Consummation of the rights offering is, among other things, subject to approval by the holders of a majority of the company’s common stock and the holders of a majority of the company’s common stock not beneficially owned by Elliott of (i) an amendment to the company’s amended and restated certificate of incorporation authorizing additional shares for issuance in the rights offering, (ii) an amendment to the company’s amended and restated certificate of incorporation to authorize certain corporate governance changes to be negotiated with Elliott in connection with the backstop commitment, and (iii) the standby purchase agreement and the potential change of control that may result from the purchase of shares of the company’s common stock by Elliott pursuant to any backstop commitment.
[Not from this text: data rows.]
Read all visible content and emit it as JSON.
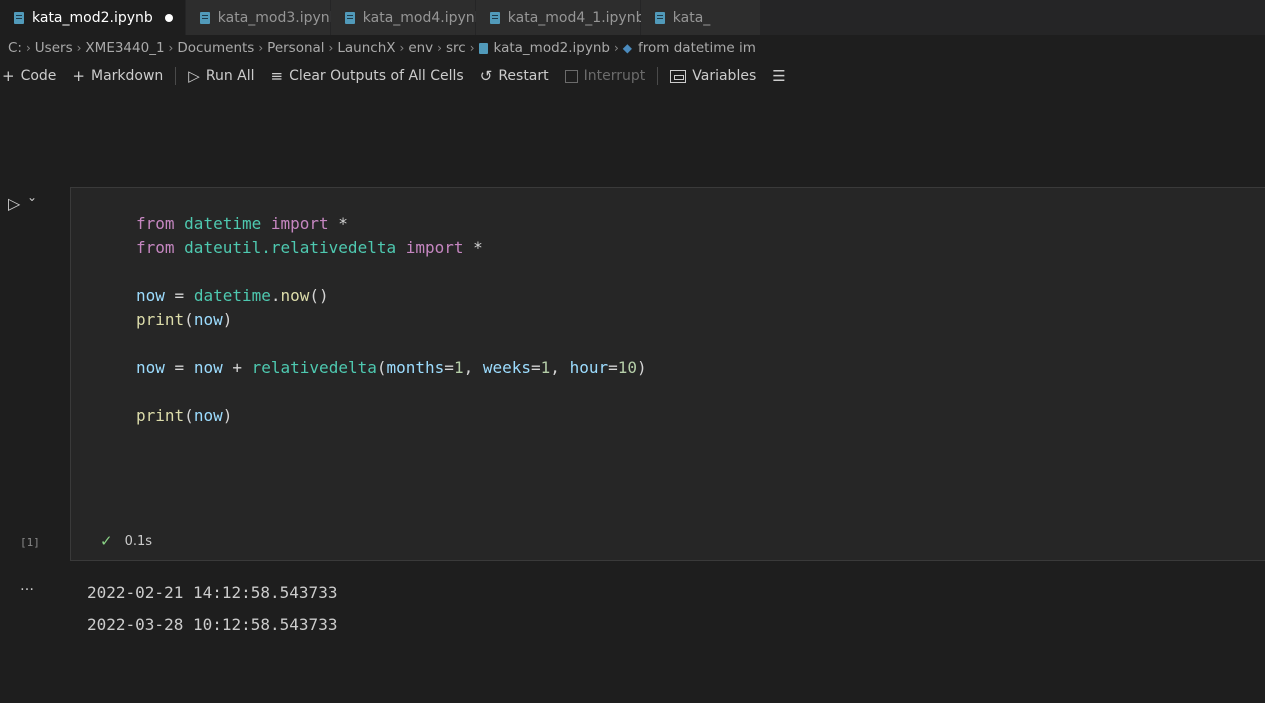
{
  "tabs": [
    {
      "label": "kata_mod2.ipynb",
      "active": true,
      "modified": true
    },
    {
      "label": "kata_mod3.ipynb",
      "active": false,
      "modified": false
    },
    {
      "label": "kata_mod4.ipynb",
      "active": false,
      "modified": false
    },
    {
      "label": "kata_mod4_1.ipynb",
      "active": false,
      "modified": true
    },
    {
      "label": "kata_",
      "active": false,
      "modified": false
    }
  ],
  "breadcrumb": {
    "items": [
      "C:",
      "Users",
      "XME3440_1",
      "Documents",
      "Personal",
      "LaunchX",
      "env",
      "src"
    ],
    "file": "kata_mod2.ipynb",
    "symbol": "from datetime im"
  },
  "toolbar": {
    "code_label": "Code",
    "markdown_label": "Markdown",
    "run_all_label": "Run All",
    "clear_outputs_label": "Clear Outputs of All Cells",
    "restart_label": "Restart",
    "interrupt_label": "Interrupt",
    "variables_label": "Variables"
  },
  "cell": {
    "execution_count": "[1]",
    "duration": "0.1s",
    "code_lines": [
      "from datetime import *",
      "from dateutil.relativedelta import *",
      "",
      "now = datetime.now()",
      "print(now)",
      "",
      "now = now + relativedelta(months=1, weeks=1, hour=10)",
      "",
      "print(now)"
    ]
  },
  "output": {
    "lines": [
      "2022-02-21 14:12:58.543733",
      "2022-03-28 10:12:58.543733"
    ]
  },
  "colors": {
    "background": "#1e1e1e",
    "cell_background": "#262626",
    "keyword": "#c586c0",
    "module": "#4ec9b0",
    "variable": "#9cdcfe",
    "function": "#dcdcaa",
    "number": "#b5cea8",
    "success": "#89d185"
  }
}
Accordingly, the rights offering will not commence until the registration statement becomes effective and the foregoing proposals are approved at a meeting of the stockholders. Once the foregoing proposals are approved by the stockholders, the rights offering will be made by distributing at no charge to the company’s stockholders one transferrable right for every share of common stock owned by each stockholder as of the record date to purchase new shares of Roadrunner common stock (the “basic subscription right”). The company expects to list the rights for trading on the New York Stock Exchange. The subscription price and number of shares each right will entitle the holder to purchase have not yet been determined. The record date for the distribution of the rights and the dates for both the subscription period and expiration of the rights offering will be included in the final prospectus.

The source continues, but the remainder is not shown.